Caleb P. Charpentier edited this page Sep 27, 2023 · 2 revisions

Mesh Generating Functions and Datasets in TraitBlender

Overview

TraitBlender allows users to generate datasets using a combination of trait generating functions and custom tabular data. This guide will help you understand how these elements interface, how to prepare your data, and how to generate a dataset.

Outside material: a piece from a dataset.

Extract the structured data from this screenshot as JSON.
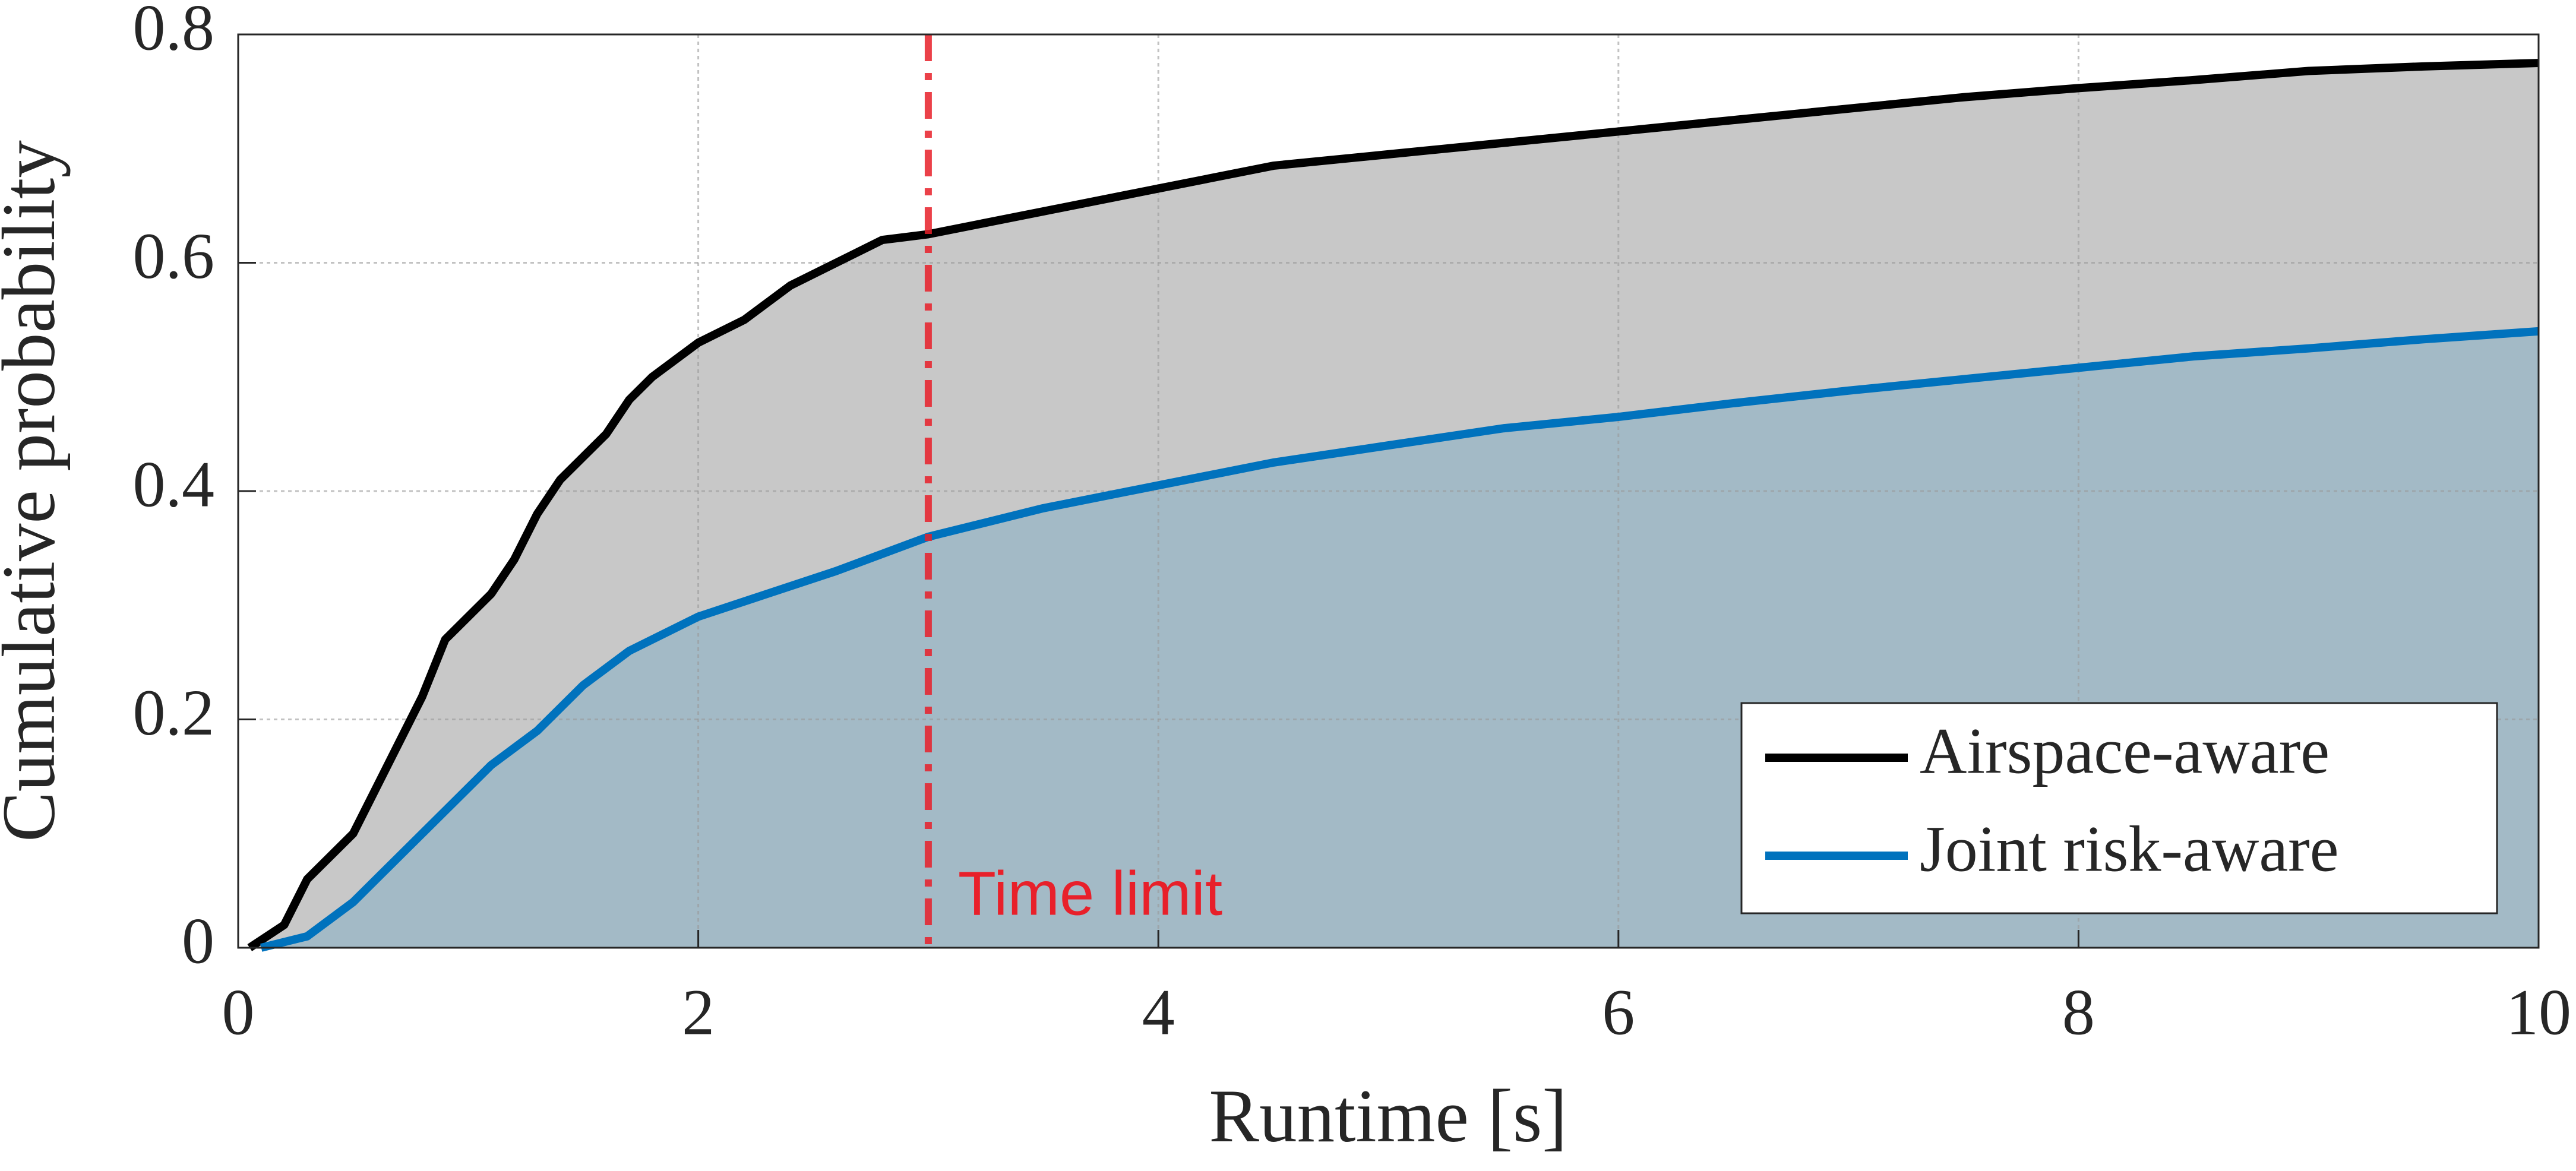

Making Mesh Generating Functions

The Basics

To use TraitBlender effectively, you'll need a trait-generating function written in Python. This function should accept parameters that correspond to the traits you're interested in. For example, if you're studying eye diameter, your function should have a parameter named Eye_Diameter.

Examples

To be added

Generating Datasets

Preparing Your Data

  1. Tabular Data: TraitBlender requires a CSV file where each column corresponds to a parameter in your trait-generating function. Make sure the column names in the CSV match the function's parameter names.
  2. Special Columns: Your CSV file must include a special column named either "label," "species," or "tip" (case-insensitive). This column serves as an identifier.

Generating Processes

You can generate this tabular data in various ways. For example, in phylogenetics, you might generate datasets in R using phylogenetic trees and macroevolutionary models like Brownian Motion. Essentially, as long as your CSV file meets the requirements, you can use any process to generate it.

Examples

To be added

Generating an Entire Dataset

You can generate a complete dataset using the generate_dataset.py script. This script requires three arguments:

  • make_mesh_function_path: The absolute path to the Python file containing your trait-generating function. This file should include the function and any required imports.
  • csv_file_path: The path to your CSV file containing the tabular data.
  • json_file_path: The path to a JSON file generated using the "Export Settings" button in the TraitBlender GUI. This ensures that the same settings are applied across the dataset.